Download or read book Michigan written by and published by John Wiley & Sons. This book was released on 2017-11-23 with total page 470 pages. Available in PDF, EPUB and Kindle. Book excerpt: The fifth edition of Michigan: A History of the Great Lakes State presents an update of the best college-level survey of Michigan history, covering the pre-Columbian period to the present. Represents the best-selling survey history of Michigan Includes updates and enhancements reflecting the latest historic scholarship, along with the new chapter ‘Reinventing Michigan’ Expanded coverage includes the socio-economic impact of tribal casino gaming on Michigan’s Native American population; environmental, agricultural, and educational issues; recent developments in the Jimmy Hoffa mystery, and collegiate and professional sports Delivered in an accessible narrative style that is entertaining as well as informative, with ample illustrations, photos, and maps Now available in digital formats as well as print

Book Floating Palaces of the Great Lakes

Download or read book Floating Palaces of the Great Lakes written by Joel Stone and published by University of Michigan Press.
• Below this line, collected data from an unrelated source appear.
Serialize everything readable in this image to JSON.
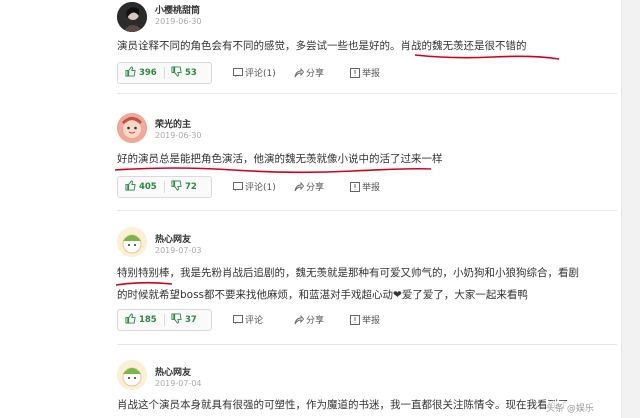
{
  "comments": [
    {
      "name": "小樱桃甜筒",
      "date": "2019-06-30",
      "text_a": "演员诠释不同的角色会有不同的感觉，多尝试一些也是好的。",
      "text_b": "肖战的魏无羡还是很不错的",
      "up": "396",
      "down": "53",
      "reply_label": "评论(1)",
      "share_label": "分享",
      "report_label": "举报"
    },
    {
      "name": "荣光的主",
      "date": "2019-06-30",
      "text": "好的演员总是能把角色演活，他演的魏无羡就像小说中的活了过来一样",
      "up": "405",
      "down": "72",
      "reply_label": "评论(1)",
      "share_label": "分享",
      "report_label": "举报"
    },
    {
      "name": "热心网友",
      "date": "2019-07-03",
      "text_line1": "特别特别棒，我是先粉肖战后追剧的，魏无羡就是那种有可爱又帅气的，小奶狗和小狼狗综合，看剧",
      "text_line2": "的时候就希望boss都不要来找他麻烦，和蓝湛对手戏超心动❤爱了爱了，大家一起来看鸭",
      "up": "185",
      "down": "37",
      "reply_label": "评论",
      "share_label": "分享",
      "report_label": "举报"
    },
    {
      "name": "热心网友",
      "date": "2019-07-04",
      "text": "肖战这个演员本身就具有很强的可塑性，作为魔道的书迷，我一直都很关注陈情令。现在我看到了",
      "watermark": "头条 @娱乐"
    }
  ],
  "colors": {
    "underline": "#d0021b",
    "vote_green": "#2b8a3e"
  }
}
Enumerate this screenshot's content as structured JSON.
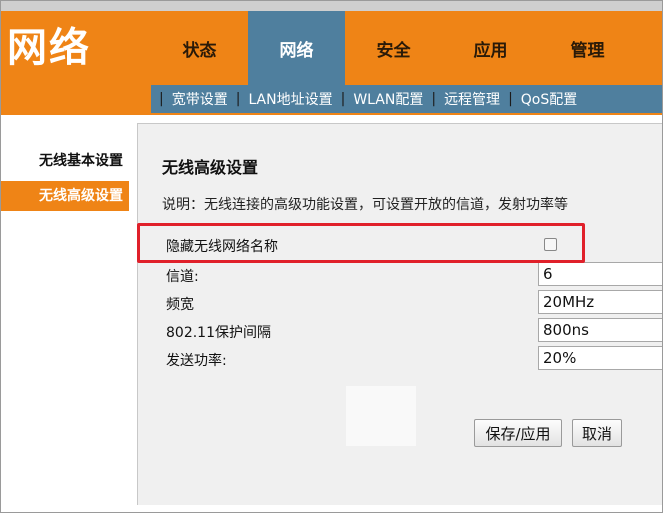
{
  "header": {
    "brand": "网络",
    "tabs": [
      "状态",
      "网络",
      "安全",
      "应用",
      "管理"
    ],
    "active_tab": 1
  },
  "subnav": {
    "items": [
      "宽带设置",
      "LAN地址设置",
      "WLAN配置",
      "远程管理",
      "QoS配置"
    ]
  },
  "sidebar": {
    "items": [
      {
        "label": "无线基本设置"
      },
      {
        "label": "无线高级设置"
      }
    ]
  },
  "panel": {
    "title": "无线高级设置",
    "description": "说明：无线连接的高级功能设置，可设置开放的信道，发射功率等"
  },
  "form": {
    "hide_ssid_label": "隐藏无线网络名称",
    "channel_label": "信道:",
    "channel_value": "6",
    "bandwidth_label": "频宽",
    "bandwidth_value": "20MHz",
    "guard_interval_label": "802.11保护间隔",
    "guard_interval_value": "800ns",
    "power_label": "发送功率:",
    "power_value": "20%"
  },
  "buttons": {
    "save_apply": "保存/应用",
    "cancel": "取消"
  },
  "colors": {
    "orange": "#ef8416",
    "blue": "#4f7f9e",
    "highlight": "#e0202a"
  }
}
This book was released on 2015-06-30 with total page 297 pages. Available in PDF, EPUB and Kindle. Book excerpt: Through much of the nineteenth century, steam-powered ships provided one of the most reliable and comfortable transportation options in the United States, becoming a critical partner in railroad expansion and the heart of a thriving recreation industry. The aesthetic, structural, and commercial peak of the steamboat era occurred on the Great Lakes, where palatial ships created memories and livelihoods for millions while carrying passengers between the region’s major industrial ports of Chicago, Milwaukee, Detroit, Cleveland, Buffalo, and Toronto. By the mid-twentieth century, the industry was in steep decline, and today North America’s rich and entertaining steamboat heritage has been largely forgotten. In Floating Palaces of the Great Lakes, Joel Stone revisits this important era of maritime history, packed with elegance and adventure, politics and wealth, triumph and tragedy. This story of Great Lakes travelers and the beautiful floating palaces they engendered will engage historians and history buffs alike, as well as genealogists, regionalists, and researchers.